The Bible is literary and sometimes literal Part 2: Jesus words

I heard this proof text used today from Jesus' sermon on the mount in Matthew's gospel , Matt.5:17-18 “Do not think that I have come to abolish the Law or the Prophets; I have not come to abolish them but to fulfill them. For truly I tell you, until heaven and earth disappear, not the smallest letter, not the least stroke of a pen, will by any means disappear from the Law until everything is accomplished." This occurs in the same message where he overrides Moses' eye for an eye teaching.

Fundamentalist Johnny (FJ) would use this proof text to retain whatever Old Testament moral teaching that seemed to be in contradiction with Jesus. But Jesus does this so much. Jesus is not a religious lawyer. He is a humanist (someone who emphasizes the value and agency of human beings, individually and collectively) who values people enough to say when the Mosaic law conflicts with human flourishing, the law loses. When his followers get criticized for "working" while grabbing some grain and eating it off the stalk during the Sabbath, a violation of one of Moses' 10 commandments, Jesus replies the Sabbath was made for humans, it serves them, not the other way around. When the religious leaders bring a woman condemned to stoning for adultery, another violation of one of the 10 commandments, he points out to them their own hypocrisy resulting in her deliverance. Jesus is a lover, not a lawyer. He loves people. Part of this demonstration of his love is to abolish laws by calling them inapplicable, or even wrong. Nevertheless, if that weren't enough, how was his self-sacrifice and resurrection not when "everything is accomplished"? The author of the New Testament letter of Hebrews says all those sacrifices and cultic rituals of Moses were foreshadowings, now fulfilled in Jesus.
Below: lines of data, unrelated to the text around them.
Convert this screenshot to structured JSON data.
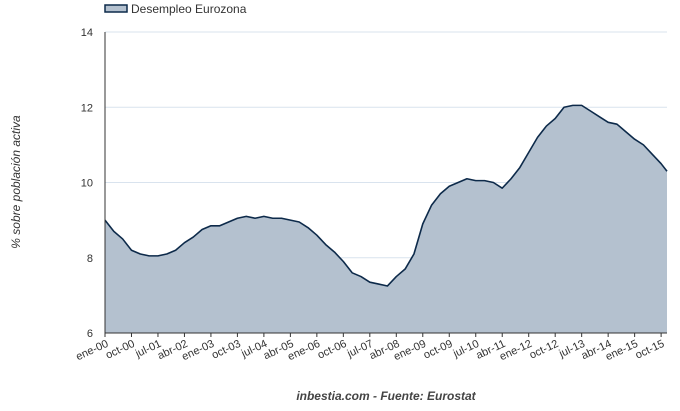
{
  "chart_data": {
    "type": "area",
    "ylabel": "% sobre población activa",
    "source": "inbestia.com - Fuente: Eurostat",
    "ylim": [
      6,
      14
    ],
    "yticks": [
      6,
      8,
      10,
      12,
      14
    ],
    "xlim": [
      "2000-01",
      "2015-12"
    ],
    "grid": true,
    "legend_position": "top-left",
    "x_tick_labels": [
      "ene-00",
      "oct-00",
      "jul-01",
      "abr-02",
      "ene-03",
      "oct-03",
      "jul-04",
      "abr-05",
      "ene-06",
      "oct-06",
      "jul-07",
      "abr-08",
      "ene-09",
      "oct-09",
      "jul-10",
      "abr-11",
      "ene-12",
      "oct-12",
      "jul-13",
      "abr-14",
      "ene-15",
      "oct-15"
    ],
    "colors": {
      "line": "#0d2a4a",
      "fill": "#b4c1cf",
      "grid": "#d9e3ee",
      "axis": "#333333"
    },
    "series": [
      {
        "name": "Desempleo Eurozona",
        "points": [
          [
            "2000-01",
            9.0
          ],
          [
            "2000-04",
            8.7
          ],
          [
            "2000-07",
            8.5
          ],
          [
            "2000-10",
            8.2
          ],
          [
            "2001-01",
            8.1
          ],
          [
            "2001-04",
            8.05
          ],
          [
            "2001-07",
            8.05
          ],
          [
            "2001-10",
            8.1
          ],
          [
            "2002-01",
            8.2
          ],
          [
            "2002-04",
            8.4
          ],
          [
            "2002-07",
            8.55
          ],
          [
            "2002-10",
            8.75
          ],
          [
            "2003-01",
            8.85
          ],
          [
            "2003-04",
            8.85
          ],
          [
            "2003-07",
            8.95
          ],
          [
            "2003-10",
            9.05
          ],
          [
            "2004-01",
            9.1
          ],
          [
            "2004-04",
            9.05
          ],
          [
            "2004-07",
            9.1
          ],
          [
            "2004-10",
            9.05
          ],
          [
            "2005-01",
            9.05
          ],
          [
            "2005-04",
            9.0
          ],
          [
            "2005-07",
            8.95
          ],
          [
            "2005-10",
            8.8
          ],
          [
            "2006-01",
            8.6
          ],
          [
            "2006-04",
            8.35
          ],
          [
            "2006-07",
            8.15
          ],
          [
            "2006-10",
            7.9
          ],
          [
            "2007-01",
            7.6
          ],
          [
            "2007-04",
            7.5
          ],
          [
            "2007-07",
            7.35
          ],
          [
            "2007-10",
            7.3
          ],
          [
            "2008-01",
            7.25
          ],
          [
            "2008-04",
            7.5
          ],
          [
            "2008-07",
            7.7
          ],
          [
            "2008-10",
            8.1
          ],
          [
            "2009-01",
            8.9
          ],
          [
            "2009-04",
            9.4
          ],
          [
            "2009-07",
            9.7
          ],
          [
            "2009-10",
            9.9
          ],
          [
            "2010-01",
            10.0
          ],
          [
            "2010-04",
            10.1
          ],
          [
            "2010-07",
            10.05
          ],
          [
            "2010-10",
            10.05
          ],
          [
            "2011-01",
            10.0
          ],
          [
            "2011-04",
            9.85
          ],
          [
            "2011-07",
            10.1
          ],
          [
            "2011-10",
            10.4
          ],
          [
            "2012-01",
            10.8
          ],
          [
            "2012-04",
            11.2
          ],
          [
            "2012-07",
            11.5
          ],
          [
            "2012-10",
            11.7
          ],
          [
            "2013-01",
            12.0
          ],
          [
            "2013-04",
            12.05
          ],
          [
            "2013-07",
            12.05
          ],
          [
            "2013-10",
            11.9
          ],
          [
            "2014-01",
            11.75
          ],
          [
            "2014-04",
            11.6
          ],
          [
            "2014-07",
            11.55
          ],
          [
            "2014-10",
            11.35
          ],
          [
            "2015-01",
            11.15
          ],
          [
            "2015-04",
            11.0
          ],
          [
            "2015-07",
            10.75
          ],
          [
            "2015-10",
            10.5
          ],
          [
            "2015-12",
            10.3
          ]
        ]
      }
    ]
  }
}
So if that's also true, then there is nothing to appeal to as a guide for life post-Jesus that is "assholery." But I'm speaking as if it's all literal.
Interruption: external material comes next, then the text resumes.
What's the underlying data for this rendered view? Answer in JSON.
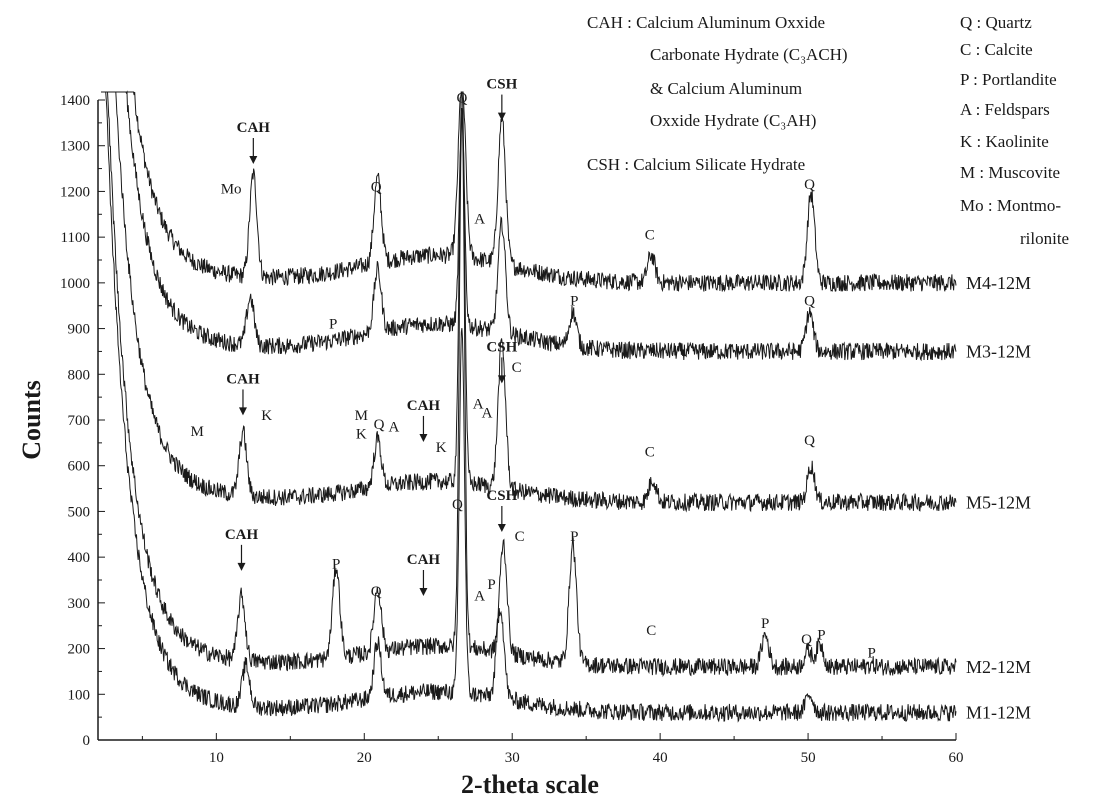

When Jesus uses these absolutist terms in Matthew 5:17, where FJ raises his literalist flag on, but uses the same absolutist terms 10 verses later about cutting off my own body parts if they cause me to sin, where FJ no longer finds a literalist flag to plant, more right brained (code word for "liberal") Johnny can walk up to both spots and raise a literary flag. The words are not the end of the discussion because they are placed in conflict either with each other or with his actions.

The big question is how then to arbitrate the objective these words point towards? It will depend on the descriptions of God that are given the highest priority. If the ground of your Christian theology is "God is love" you will assemble these parts in conflict differently than if your foundation is "God is holy" or "God is judge." If your experience with your father is damaged and unexamined or unrepaired, then your understanding of "God our father" will also result in different assemblies of the pieces.

For me, the loving Father God, as represented by Jesus, values his children so highly he always makes a way for them to get to him no matter what circumstances they come from, religious, sexual orientation, ethnicity, gender, age or mental capacity. Those passages FJ focused on where he saw a vindictive, nasty, assaholic god are reevaluated in light of those other passages where he is amazing - the good shepherd, the woman in search of her lost treasure, the father who rejoices over his whoring, partying son, the prophet who protects a woman from her judges, etc. A literary approach gives that flexibility. Not all passages are equal because they are not literal.